Monday, March 27, 2017

Challenged Assumptions

John 9

When I was 15 years old, my sister brought home a new boyfriend to introduce to the family.  He was a likable guy but the one real memory I have of him was of an argument.  Apparently, I thought he was going to do something and he decided to not do what he said he would do.  In my bratty teenager, little sister kind of way I told him “I assumed you would do it.”  In a very angry tone, he got in my face and told me I should never ASS-UME anything.  Saying that it made a ___ out of U and ME. 

I did learn to stop assuming a lot… about him anyway.  And, reluctantly I will say in some ways he was right.  We shouldn’t make assumptions. 
Unfortunately, this is part of who we are as humans and how our brains work. We take a partial piece of information about a person or situation and we transfer that information and apply it to a current event.
When I do this today, it drives my husband, Jay, crazy.  He will ask me a question like- is a restaurant open for lunch.  I will then answer without looking it up.  I assume people eat lunch, most restaurants serve lunch, surely this one will be open for lunch too.  Only to drive 30 min out of the way to discover it is closed.  My understanding of what is expected, and what is true are not the same. 

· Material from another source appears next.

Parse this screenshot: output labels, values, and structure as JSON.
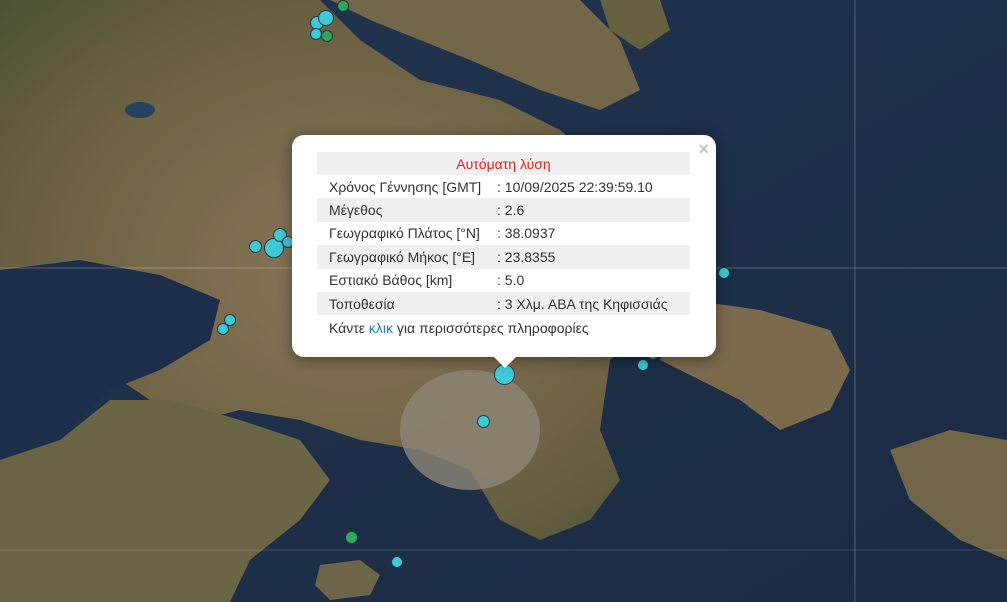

The people in our scripture lesson from the Gospel of John today are no less vulnerable to this thought process.  Jesus and the disciples are walking down the road when they see a man who has been blind since birth.  They do the natural thing many of us do: We ask why.  Why did someone get sick, be born with a disability, suffer from mental illness?  It seems to be against the natural order of things so we question. 

What did I/ they do to deserve this tragedy or problem?  It is the age-old question:  Why do bad things happen to good people?
When the disciples see the blind many they assume that he or his parents must have done something to deserve it.   Jesus tells them: neither he nor his parents sinned to deserved this ailment.  Their assumption is wrong because they don’t have all the information. 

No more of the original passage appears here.